Dès 2004, le département de chirurgie avait été fermé. Anne-Marie se souvient qu’elle y a été opérée, enfant, de l’appendicite. Mais les habitants ne se plaignent pas spontanément de sa disparition, comme si le symbole était moins fort que pour la maternité. Le Dr Herdt, lui, est amer : «Il y a vingt, vingt-cinq ans, l’hôpital marchait bien. On faisait les urgences du pays : les accouchements, la chirurgie viscérale, la traumatologie. L’été, ça n’arrêtait pas. Sans la maternité et la chirurgie, l’hôpital décline. Il va se transformer en mouroir.»
Comme beaucoup de petits établissements situés en zone rurale, l’hôpital de Moze est effectivement adossé à une maison de retraite médicalisée de 80 lits. Mais ce qui préoccupe les habitants de Saint-Agrève, comme le maire PRG de la commune, Maurice Weiss, c’est sa pérennité en tant qu’employeur – avec sa centaine de salariés, c’est l’un des deux plus gros du secteur. «Sa fermeture aurait un effet sur la démographie médicale», prévient l’élu. Aujourd’hui les praticiens de Saint-Agrève y font des vacations. «Si l’hôpital ferme, cela n’incitera pas les jeunes médecins libéraux à venir s’installer dans le coin.» L’autre préoccupation du maire, c’est de préserver l’offre de soin de cet établissement.
Aujourd’hui, l’hôpital de Moze regroupe plusieurs services dont ceux d’échographie et de coloscopie en forte croissance, un autre de «consultations non programmées» qui permet une prise en charge et un dispatching des urgences et surtout un service de soins de suite et de réadaptation (SSR) de 25 lits. Des patients opérés ou soignés dans d’autres établissements y viennent en convalescence.
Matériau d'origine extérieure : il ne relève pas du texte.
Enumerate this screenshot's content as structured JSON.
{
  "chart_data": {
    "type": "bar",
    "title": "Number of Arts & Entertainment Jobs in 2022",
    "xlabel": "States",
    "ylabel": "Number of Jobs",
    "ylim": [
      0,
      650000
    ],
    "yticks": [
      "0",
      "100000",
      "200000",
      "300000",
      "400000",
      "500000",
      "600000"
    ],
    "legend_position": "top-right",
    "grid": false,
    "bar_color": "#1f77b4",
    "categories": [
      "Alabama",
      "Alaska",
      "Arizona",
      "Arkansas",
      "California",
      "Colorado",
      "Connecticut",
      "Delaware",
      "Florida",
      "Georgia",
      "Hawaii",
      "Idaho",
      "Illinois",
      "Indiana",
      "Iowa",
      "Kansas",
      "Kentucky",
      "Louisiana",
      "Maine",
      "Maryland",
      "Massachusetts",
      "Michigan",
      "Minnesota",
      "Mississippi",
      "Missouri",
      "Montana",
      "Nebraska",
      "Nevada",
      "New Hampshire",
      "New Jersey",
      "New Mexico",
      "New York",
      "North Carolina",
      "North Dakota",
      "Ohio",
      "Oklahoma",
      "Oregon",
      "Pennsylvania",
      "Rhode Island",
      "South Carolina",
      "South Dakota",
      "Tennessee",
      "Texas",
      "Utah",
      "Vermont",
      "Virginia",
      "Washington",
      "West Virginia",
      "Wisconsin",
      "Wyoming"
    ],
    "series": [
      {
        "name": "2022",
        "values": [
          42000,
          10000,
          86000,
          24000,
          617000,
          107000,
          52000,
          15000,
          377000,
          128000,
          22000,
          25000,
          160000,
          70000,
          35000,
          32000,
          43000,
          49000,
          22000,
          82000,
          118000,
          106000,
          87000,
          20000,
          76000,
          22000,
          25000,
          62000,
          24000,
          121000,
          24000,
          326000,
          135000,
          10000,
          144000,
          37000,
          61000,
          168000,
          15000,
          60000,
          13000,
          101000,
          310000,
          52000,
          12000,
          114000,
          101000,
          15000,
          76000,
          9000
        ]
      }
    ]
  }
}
Pour Patrick Ledieu, la survie de l’hôpital de Moze passe par une augmentation des capacités d’accueil en SSR. «Il faut qu’on arrive au seuil fatidique de 60 lits», explique-t-il. Mais cela suppose le feu vert de l’ARS.
Groupement. Le 27 novembre, Olivier Dussopt, député PS de l’Ardèche, a interpellé Marisol Touraine sur la situation de l’hôpital de Moze. Le parlementaire a rappelé que celui-ci avait conclu, en 2008, avec la maison de repos des Genêts, située sur la commune voisine du Chambon-sur-Lignon (Haute-Loire), un groupement de coopération sanitaire, ce qui a permis aux deux entités de procéder à des mutualisations et d’alléger leurs coûts.
Marisol Touraine a appelé «les deux établissements concernés à poursuivre leur travail de partenariat, ajoutant qu’une fois le projet médical finalisé, les ARS [d’Auvergne et de Rhône-Alpes, ndlr] se saisiront de ce dossier afin d’étudier les faisabilités d’accompagnement, permettant le maintien d’une offre de soins de proximité.»
Une réponse prudente, bien loin de l’«engagement» répété de François Hollande selon lequel «aucun Français ne doit se trouver à plus de trente minutes de soins d’urgence».